Wednesday, December 9, 2009
Arcsight Unified Windows Connector de-mystified
As I'm now full-time consulting for Arcsight , I figured this would be a good place to share some of the black magic knowledge that may help others be successful… A great first topic to jump into is the Windows Unified Connector.
This will require you to have some basic-advanced Arcsight administration experience but hopefully it's easy for anyone to understand.
Windows Unified is one of the heaviest utilized connectors but is also one of the most troublesome to understand. Hopefully this post will give you a better idea how it works and how to properly troubleshoot and tune it.

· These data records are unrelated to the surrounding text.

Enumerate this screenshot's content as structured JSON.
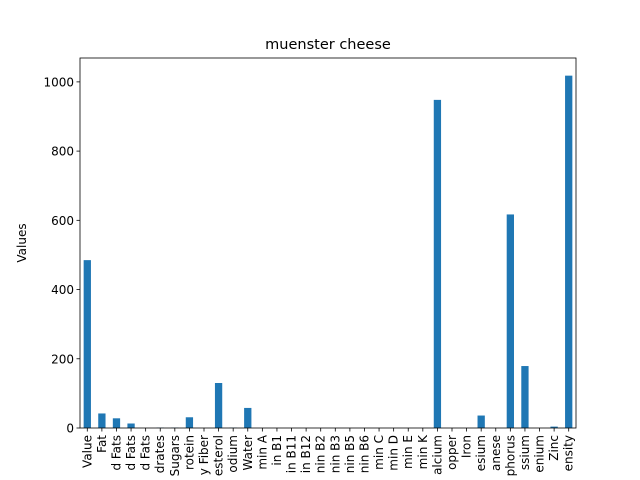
{
  "chart_data": {
    "type": "bar",
    "title": "muenster cheese",
    "xlabel": "",
    "ylabel": "Values",
    "ylim": [
      0,
      1069
    ],
    "yticks": [
      0,
      200,
      400,
      600,
      800,
      1000
    ],
    "grid": false,
    "legend": "none",
    "bar_color": "#1f77b4",
    "categories": [
      "Value",
      "Fat",
      "d Fats",
      "d Fats",
      "d Fats",
      "drates",
      "Sugars",
      "rotein",
      "y Fiber",
      "esterol",
      "odium",
      "Water",
      "min A",
      "in B1",
      "in B11",
      "in B12",
      "nin B2",
      "nin B3",
      "nin B5",
      "nin B6",
      "min C",
      "min D",
      "min E",
      "min K",
      "alcium",
      "opper",
      "Iron",
      "esium",
      "anese",
      "phorus",
      "ssium",
      "enium",
      "Zinc",
      "ensity"
    ],
    "values": [
      485,
      42,
      28,
      13,
      0,
      1,
      1,
      31,
      0,
      130,
      1,
      58,
      0,
      0,
      0,
      0,
      0,
      0,
      0,
      0,
      0,
      0,
      0,
      0,
      948,
      0,
      0,
      36,
      0,
      617,
      179,
      0,
      4,
      1018
    ]
  }
}
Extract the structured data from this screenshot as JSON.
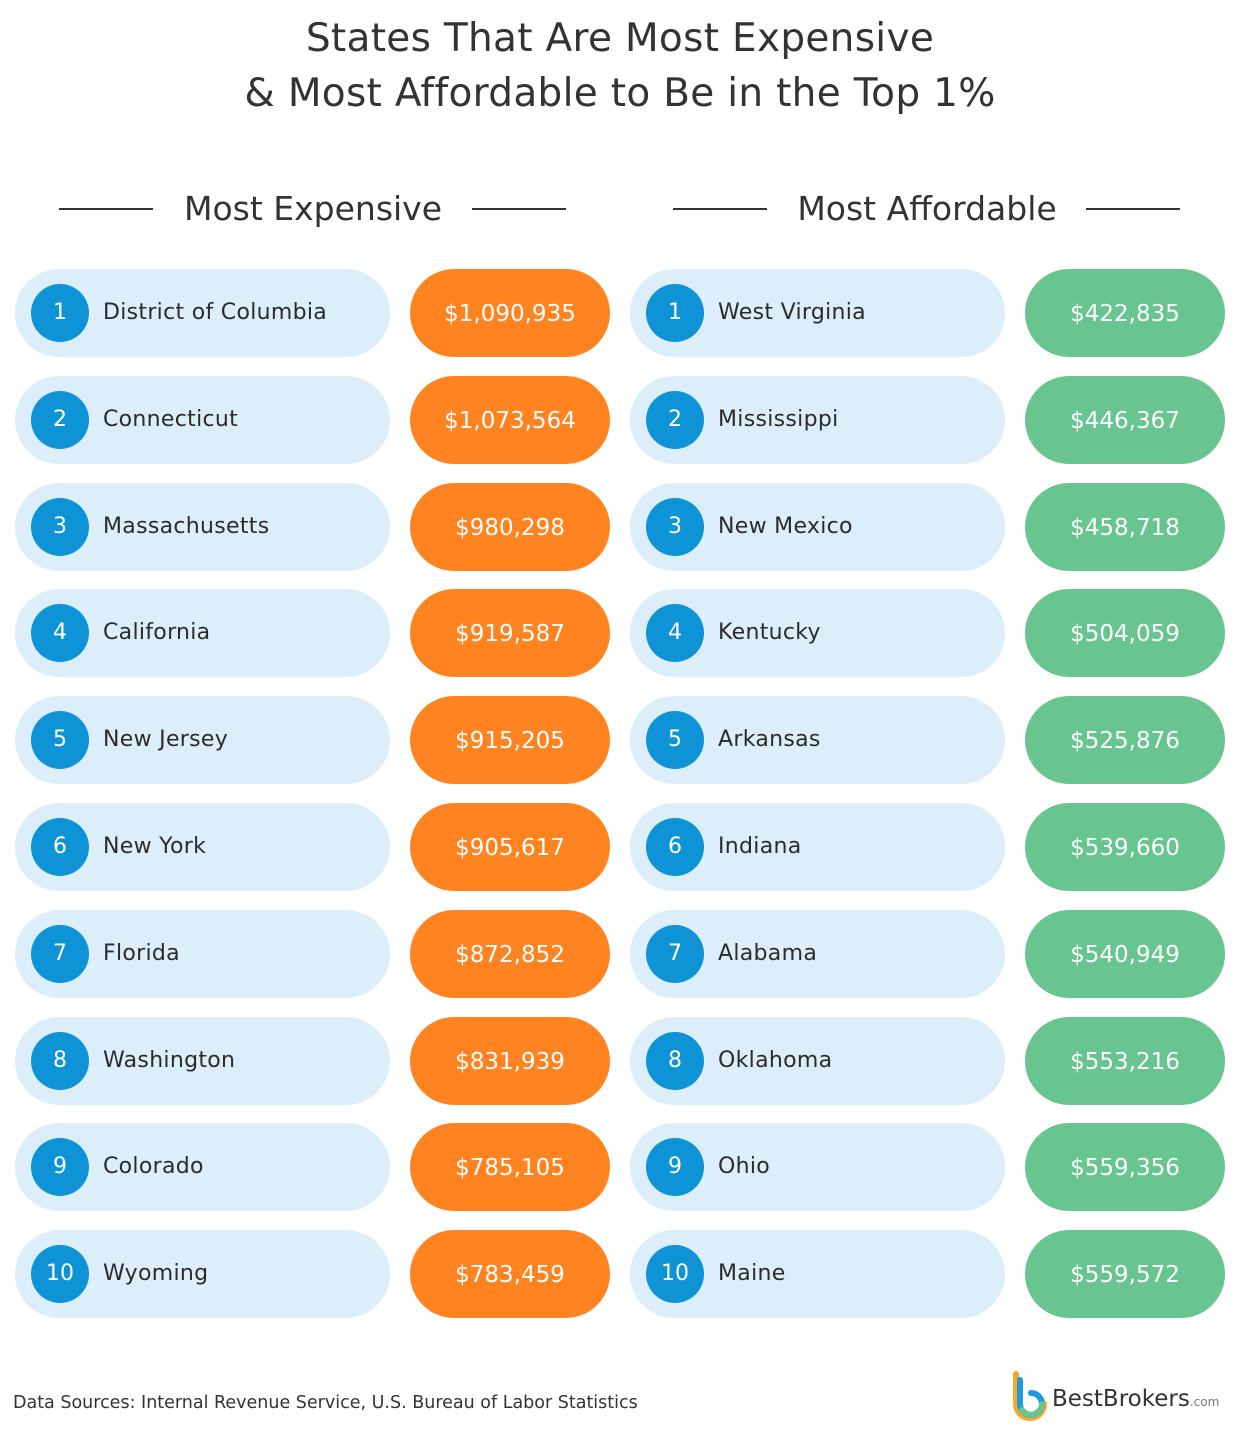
{
  "title_lines": [
    "States That Are Most Expensive",
    "& Most Affordable to Be in the Top 1%"
  ],
  "colors": {
    "expensive": "#ff8321",
    "affordable": "#69c58f",
    "rank_circle": "#0d93d6",
    "name_pill": "#dbeefa"
  },
  "chart_data": {
    "type": "table",
    "title": "States That Are Most Expensive & Most Affordable to Be in the Top 1%",
    "tables": [
      {
        "heading": "Most Expensive",
        "rows": [
          {
            "rank": "1",
            "state": "District of Columbia",
            "value": "$1,090,935"
          },
          {
            "rank": "2",
            "state": "Connecticut",
            "value": "$1,073,564"
          },
          {
            "rank": "3",
            "state": "Massachusetts",
            "value": "$980,298"
          },
          {
            "rank": "4",
            "state": "California",
            "value": "$919,587"
          },
          {
            "rank": "5",
            "state": "New Jersey",
            "value": "$915,205"
          },
          {
            "rank": "6",
            "state": "New York",
            "value": "$905,617"
          },
          {
            "rank": "7",
            "state": "Florida",
            "value": "$872,852"
          },
          {
            "rank": "8",
            "state": "Washington",
            "value": "$831,939"
          },
          {
            "rank": "9",
            "state": "Colorado",
            "value": "$785,105"
          },
          {
            "rank": "10",
            "state": "Wyoming",
            "value": "$783,459"
          }
        ]
      },
      {
        "heading": "Most Affordable",
        "rows": [
          {
            "rank": "1",
            "state": "West Virginia",
            "value": "$422,835"
          },
          {
            "rank": "2",
            "state": "Mississippi",
            "value": "$446,367"
          },
          {
            "rank": "3",
            "state": "New Mexico",
            "value": "$458,718"
          },
          {
            "rank": "4",
            "state": "Kentucky",
            "value": "$504,059"
          },
          {
            "rank": "5",
            "state": "Arkansas",
            "value": "$525,876"
          },
          {
            "rank": "6",
            "state": "Indiana",
            "value": "$539,660"
          },
          {
            "rank": "7",
            "state": "Alabama",
            "value": "$540,949"
          },
          {
            "rank": "8",
            "state": "Oklahoma",
            "value": "$553,216"
          },
          {
            "rank": "9",
            "state": "Ohio",
            "value": "$559,356"
          },
          {
            "rank": "10",
            "state": "Maine",
            "value": "$559,572"
          }
        ]
      }
    ]
  },
  "footer": {
    "sources": "Data Sources: Internal Revenue Service, U.S. Bureau of Labor Statistics"
  },
  "logo": {
    "name": "BestBrokers",
    "suffix": ".com"
  }
}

Windows Event logs have a wealth of security information, especially on the domain controllers. Who logged on/off, who changed user or file permissions, etc.
Windows Unified is a polling Connector which at regular intervals connects to each specified Windows Server, authenticates and grabs a copy of the latest event logs via WMI (Windows API) to normalize and forward to Arcsight ESM.
There are several common issues experienced using the Windows Unified Connector. Perhaps the most prevalent is delayed events. It is possible to have a Windows Unified Connector sending events to ESM hours or even days late, obviously this kills your ability to do real-time correlation along with anything else really.
Limiting Connectors. A client recently had two separate connectors one production and one running remotely as backup both configured the same and actively polling the same Windows machines. This means the Windows hosts are getting hammered with double duty polling. It's a must to only poll from one Connector at a time and to obtain a backup site, simply add a new ESM destination from the production Connector to also forward events to the backup ESM. In your Disaster Recovery plan have a procedure for quickly turning up the Connector on the backup network to take over during a failure.
The biggest offender of latency is grouping, the way the Unified Connector works, it polls all systems with the same frequency for the same number of events. This can lead to serious event delay and backlog if you are polling high event rate servers and low event rate servers on the same Connector.
Create multiple Unified Windows Connectors and group the high event rate systems on one or several Connectors and leave the low event rate systems on another. This is a key to eliminating event latency.
Finally there are a few knobs which allow you to tune both polling frequency and number of events fetched at a time.
50 is the default but it would not hurt to bump this value up on your high event rate Connector.
This value controls how long in seconds to wait until the next event poll. -1 the default means continuously poll without delay. On a slow network or polling over long WAN or VPN links, it makes since to add sleeptime, start with 20 seconds and work your way up until you find the right setting for your network.
Windows Unified Conenctor uses CIFS connection via RPC TCP/445, make sure the RPC service is turned on and is not firewalled to or from the Unified Connector's IP.
Unable to open RPC Handler, if you see this in your Connector logs, it means the remote machine cannot be reached, it's down or authentication is failing. Start with ping, then telnet to port 445 from the Connector finally check login credentials.